On July 5, 2002, I was told I was a diabetic and that I would h have to do insulin shots for the rest of my life. This was the day my life changed forever.

Two years after I was diagnosed I was doing my dinner time insulin shot and figured out that at 365 days in a year and if I do 4 to 5 shots a day, this meant that I had just did shot number 5,200. I prick my finger and have to test my blood sugar 10 to 12 times a day. This meant I had pricked my finger 12,480 times. Now, after 20 years as a diabetic and I now do 5 shots a day this morning, I just did shot number 36,500. I now do 6 blood sugar tests a day, so this means after this morning, I've pricked my finger 40,320 times.

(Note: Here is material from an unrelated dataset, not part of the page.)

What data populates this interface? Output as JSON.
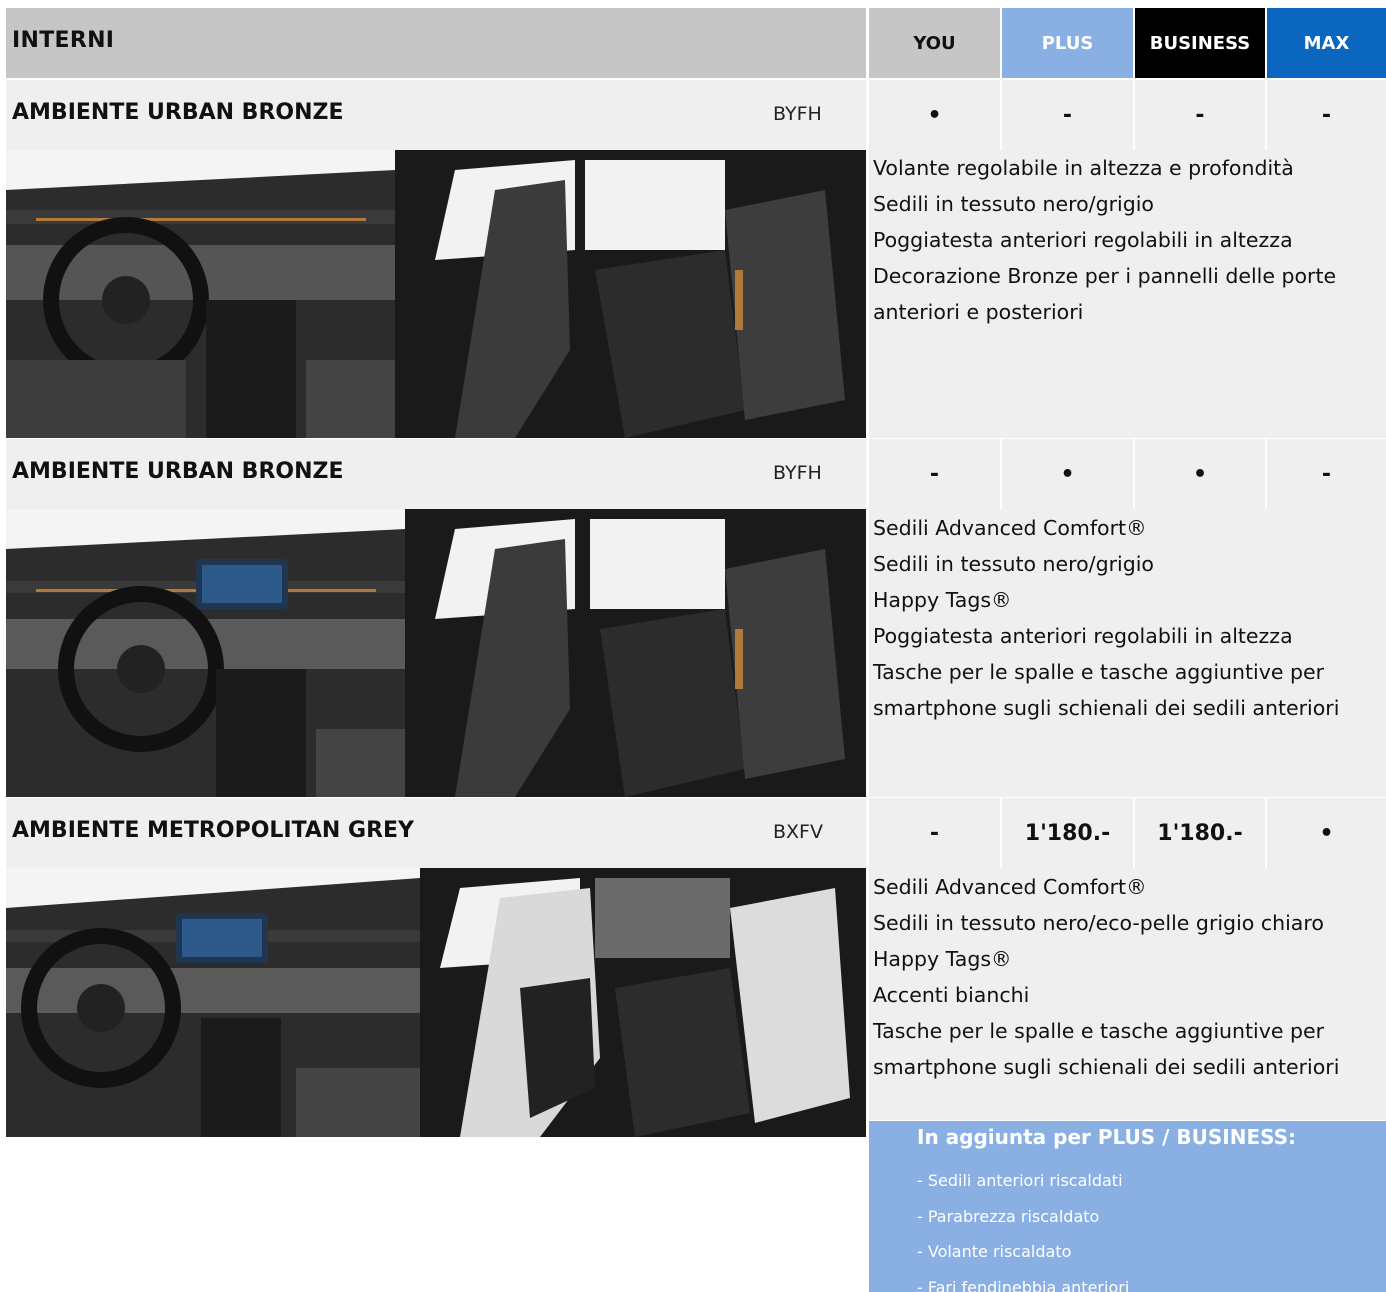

When I was first told I had diabetes I took control of it right away. I was 8 years old and was in the hospital for over 3 weeks, trying to get my blood sugar under control and out of death range. When I was diagnosed, my blood sugar was over 900. I was told I was actually born with it.

I went to the doctor for a check-up a couple of weeks before the summer of 2002. I was at IKEA with my mom getting a doll house for getting SUPER good grades that past year when we got a phone call. Childrens Hospital called my mom and told her it was an emergency and that we needed to get down to them A.S.A.P. I never got that doll house.

While at the hospital, my mom and dad were told to practice giving insulin shots on an orange. After seeing them forcefully stab the needle hard into the orange not knowing what to do, I quickly taught myself how to do my own insulin shots.

At first, I did great taking care of myself. I tested my blood sugar on time, learned how to count my carbs, measured and did my own insulin, and watched what I ate.

As time went on, I started hating what I had to do. I felt like it was my fault and that I should be punished for having it. I stopped taking my insulin, and I developed an eating disorder called Anorexia Nervosa. They then put me on a special insulin called Lantus that would allow me to not have to eat as much and still not allow my blood sugar to go dangerously low. Later on, I found out I was allergic to it.

I have struggled over the years with managing my diabetes. I know that it is really dangerous to let it go uncontrolled.

A long time ago, I went to the Childrens Hospital every 3 months for a check-up on my diabetes. I saw kids in the hallway, some in wheelchairs because they couldn't walk, some without hair because they had cancer, and some with some type of growth problem.

These kids are my heroes. I have never and will never forget about them. I look at them, and I ask myself how they do it? How do they go on day after day? I can't imagine what it must be like. I know that they would probably trade their illnesses and differences for just having to prick their finger and do insulin shots. Sometimes, I get so mad or sad over having the illness that I have. But I try to think of them. My heroes. There are so many of them out there, and I know that they probably would give anything just to trade places with someone like me.

I hate being a diabetic and I wonder why it had to be me, it's not fair, but I know through my "different kinds of heroes" that if they can go on day after day then so can I.